Important and useful elments of this structure are preserved in the following suggestion for moving forward..
- each TLD must sponsor one tier1 and preferably one tier2 DNS server
- each TLD's tier1 server is authoritative master for their TLD zone, and slave for the other TLDs and root.
- tier1 servers should provide appropriate responses to querys from recursing (tier2) nameservers
- i.e. they do not need to provide recursive answers to the general public.
- all tier1 servers must provide public authoritative response for all OpenNIC TLDs and the root
- for Bind configurations, tier1 hosts will have 'zone' declarations for each OpenNIC TLD and the root
- all tier1 servers must provide bi-directional zone transfer with all other tier1 servers
- DNSSEC required for transfer between tier1 hosts ?? ref.
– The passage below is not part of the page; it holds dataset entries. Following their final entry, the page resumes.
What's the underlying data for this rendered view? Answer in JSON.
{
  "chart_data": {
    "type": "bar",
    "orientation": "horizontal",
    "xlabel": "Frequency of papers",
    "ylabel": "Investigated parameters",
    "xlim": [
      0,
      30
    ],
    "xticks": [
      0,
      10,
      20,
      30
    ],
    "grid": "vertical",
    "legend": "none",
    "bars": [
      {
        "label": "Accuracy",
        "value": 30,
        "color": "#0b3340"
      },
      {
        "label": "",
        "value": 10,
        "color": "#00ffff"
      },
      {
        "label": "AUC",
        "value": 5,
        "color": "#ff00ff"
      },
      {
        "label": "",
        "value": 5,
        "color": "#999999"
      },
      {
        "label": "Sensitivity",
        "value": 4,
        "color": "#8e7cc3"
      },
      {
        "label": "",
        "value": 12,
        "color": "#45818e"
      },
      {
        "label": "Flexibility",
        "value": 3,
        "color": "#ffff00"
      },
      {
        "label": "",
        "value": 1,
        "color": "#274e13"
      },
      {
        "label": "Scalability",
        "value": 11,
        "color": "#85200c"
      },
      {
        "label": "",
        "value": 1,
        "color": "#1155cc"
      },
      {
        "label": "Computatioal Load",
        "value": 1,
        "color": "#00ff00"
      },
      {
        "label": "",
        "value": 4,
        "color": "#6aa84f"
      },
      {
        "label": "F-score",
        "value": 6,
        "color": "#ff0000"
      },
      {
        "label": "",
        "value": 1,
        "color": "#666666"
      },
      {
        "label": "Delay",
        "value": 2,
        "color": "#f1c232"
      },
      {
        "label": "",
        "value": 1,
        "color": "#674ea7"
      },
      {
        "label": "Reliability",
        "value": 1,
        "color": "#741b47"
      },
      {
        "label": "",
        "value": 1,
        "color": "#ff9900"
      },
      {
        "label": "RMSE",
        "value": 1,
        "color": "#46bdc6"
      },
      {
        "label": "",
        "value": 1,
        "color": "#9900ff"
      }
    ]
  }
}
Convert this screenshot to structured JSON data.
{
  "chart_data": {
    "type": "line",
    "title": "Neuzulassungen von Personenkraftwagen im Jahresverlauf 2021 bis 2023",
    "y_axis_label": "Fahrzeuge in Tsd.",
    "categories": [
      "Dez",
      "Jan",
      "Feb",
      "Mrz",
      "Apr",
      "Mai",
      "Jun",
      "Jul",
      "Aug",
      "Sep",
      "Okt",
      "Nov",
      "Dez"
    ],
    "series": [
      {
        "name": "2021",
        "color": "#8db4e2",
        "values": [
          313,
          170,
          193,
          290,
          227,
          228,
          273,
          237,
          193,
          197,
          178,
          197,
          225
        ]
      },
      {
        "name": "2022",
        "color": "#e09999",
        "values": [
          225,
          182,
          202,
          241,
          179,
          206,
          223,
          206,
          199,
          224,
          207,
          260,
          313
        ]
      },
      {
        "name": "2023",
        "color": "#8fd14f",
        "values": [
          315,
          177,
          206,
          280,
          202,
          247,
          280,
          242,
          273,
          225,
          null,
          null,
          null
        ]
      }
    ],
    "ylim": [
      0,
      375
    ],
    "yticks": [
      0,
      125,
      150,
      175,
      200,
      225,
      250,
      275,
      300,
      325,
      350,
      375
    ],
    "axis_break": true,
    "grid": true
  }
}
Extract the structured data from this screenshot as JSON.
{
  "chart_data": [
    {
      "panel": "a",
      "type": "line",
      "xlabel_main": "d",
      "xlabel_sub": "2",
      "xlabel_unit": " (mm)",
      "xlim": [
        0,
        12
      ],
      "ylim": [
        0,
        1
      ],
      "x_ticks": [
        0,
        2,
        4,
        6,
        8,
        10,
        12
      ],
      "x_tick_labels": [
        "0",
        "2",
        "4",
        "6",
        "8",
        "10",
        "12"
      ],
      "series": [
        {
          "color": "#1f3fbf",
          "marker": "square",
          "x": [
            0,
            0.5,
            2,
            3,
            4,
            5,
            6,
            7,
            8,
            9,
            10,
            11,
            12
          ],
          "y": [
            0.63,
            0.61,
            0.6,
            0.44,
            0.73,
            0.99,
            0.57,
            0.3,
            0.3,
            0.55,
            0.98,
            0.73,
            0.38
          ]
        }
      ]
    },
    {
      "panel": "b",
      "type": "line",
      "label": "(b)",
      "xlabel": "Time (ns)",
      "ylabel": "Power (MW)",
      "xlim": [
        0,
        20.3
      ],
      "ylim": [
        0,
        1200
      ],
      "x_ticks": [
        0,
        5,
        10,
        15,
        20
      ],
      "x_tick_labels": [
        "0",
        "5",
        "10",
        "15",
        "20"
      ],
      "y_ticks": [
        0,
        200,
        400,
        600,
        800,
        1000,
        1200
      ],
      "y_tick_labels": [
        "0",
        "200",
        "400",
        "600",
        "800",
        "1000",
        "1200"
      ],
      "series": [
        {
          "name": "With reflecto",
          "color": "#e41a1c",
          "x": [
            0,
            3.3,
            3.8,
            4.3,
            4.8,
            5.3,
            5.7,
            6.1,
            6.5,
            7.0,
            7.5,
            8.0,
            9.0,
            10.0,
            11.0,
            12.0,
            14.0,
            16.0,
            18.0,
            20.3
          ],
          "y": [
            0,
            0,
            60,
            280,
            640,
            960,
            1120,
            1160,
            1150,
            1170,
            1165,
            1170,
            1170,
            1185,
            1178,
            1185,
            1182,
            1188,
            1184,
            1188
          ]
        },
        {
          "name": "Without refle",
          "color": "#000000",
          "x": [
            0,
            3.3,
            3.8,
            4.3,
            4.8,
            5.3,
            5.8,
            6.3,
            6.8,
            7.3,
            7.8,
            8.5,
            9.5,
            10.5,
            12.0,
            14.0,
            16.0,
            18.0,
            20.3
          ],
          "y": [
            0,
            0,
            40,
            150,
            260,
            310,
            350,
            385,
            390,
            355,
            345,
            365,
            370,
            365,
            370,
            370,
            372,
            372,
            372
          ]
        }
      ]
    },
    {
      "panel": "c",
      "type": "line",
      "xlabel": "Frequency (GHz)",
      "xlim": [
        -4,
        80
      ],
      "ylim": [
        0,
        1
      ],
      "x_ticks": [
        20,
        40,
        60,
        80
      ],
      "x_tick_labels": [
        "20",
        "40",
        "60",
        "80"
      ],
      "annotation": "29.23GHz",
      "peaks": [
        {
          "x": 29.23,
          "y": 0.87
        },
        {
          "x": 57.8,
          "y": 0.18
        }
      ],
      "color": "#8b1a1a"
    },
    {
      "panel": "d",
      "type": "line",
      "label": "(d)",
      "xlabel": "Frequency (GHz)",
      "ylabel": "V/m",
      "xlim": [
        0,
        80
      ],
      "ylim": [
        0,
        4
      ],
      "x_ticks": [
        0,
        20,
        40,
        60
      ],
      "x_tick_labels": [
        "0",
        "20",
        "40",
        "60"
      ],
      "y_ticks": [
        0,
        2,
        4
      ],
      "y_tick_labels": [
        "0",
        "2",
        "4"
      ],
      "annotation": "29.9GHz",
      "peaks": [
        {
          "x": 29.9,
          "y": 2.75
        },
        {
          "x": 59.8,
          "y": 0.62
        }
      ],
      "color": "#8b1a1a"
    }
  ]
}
DNSSEC deliberation
- Policy for xfer to others than tier1 ?? ref. Xfer Deliberation
- all tier2 servers provide recursive response to anybody and everybody so that the public can use them for all internet access.
- for Bind configurations, tier2 hosts need only one 'zone' declaration as slave for the root zone '.' , with tier1 masters.
- Can/Should we provide/support a "hint" zone file ?? ref. HintDeliberation
- Ideally user ISPs would provide this service, but somebody has to, and more is better.
- Zone files must specify the authoritative master in the SOA record, and should provide NS records for all tier1 hosts
- Zone file SOA serials shall be in the form of yyyymmddnn where yyyy=year, mm=month(numeric), dd=date, n is in the range 0..9
- ns0 should not be an authoritative host for anything other than root, but may serve as tier1
A single ns0 (tier0) host could continue to aggregate all the ICANN and other zones for integration into the tier1 distribution; however, several tier1 hosts should have the ability to become tier0/ns0 in the event ns0 goes out of service, thereby removing the historic single point of failure.
The tricky part about a distributed root is that the root zone which is authoritative for '.' must contain ALL served TLDs, aggregating OpenNIC's zones with ICANN's and others; and discovery of which TLDs are being used/served.
CategoryArchitecture
CategoryHostmastering
The reason for a tier2 host is to provide public resolution for users whose ISPs are not providing it. It could be considered an optional requirement for a TLD, but somebody else would have to do it for them or they won't be visible to the public; and it seems to me to be reasonable responsibility for the zone ops. I have proposed this rquirement as "preferred".
To remove single point of failure, multiple tier1 hosts should be able to take over as ns0 if necessary. The aggreegate root should change only very seldom, as long as the sub-root servers are stable. Robin can hopefully share his experience with this.
Further down the chain, the tier2 servers all slave their copy from one of the tier1 servers (which can be a list of multiple IP's) so they have built-in redundancy in case a tier1 server goes down. And any end-users who are running their own personal DNS server will either slave their copy from the tier2 servers, or they can manually get it from the website, where we would have a list of mirrors pointing directly to the file on all the tier1 servers. Again, plenty of redundancy.
The other important role it can serve is to be another slave for each zone, a useful additional host which tier1s can list as master for the zones they slave. Yes, maybe they can use any or all other tier1 for this also.
All T1s should allow AXFRs to and from other T1s, with only getting the root
zone from NS20(T0). AXFRs should not be allowed to any other servers.
Avo mentioned he has a system to ban servers who _abuse_ his T1s. Avo can you
elaborate on this more. I.E How do you do it, how do you recognize a
mis-configured server..... Should this method be adopted globally for T1s? If
so, we should discuss a way of informing ppl that there server is not configured
correctly, by instead of having dont.ask.me.XXXXXX have a pointer to a wiki/glue
site saying what could be wrong and how to fix.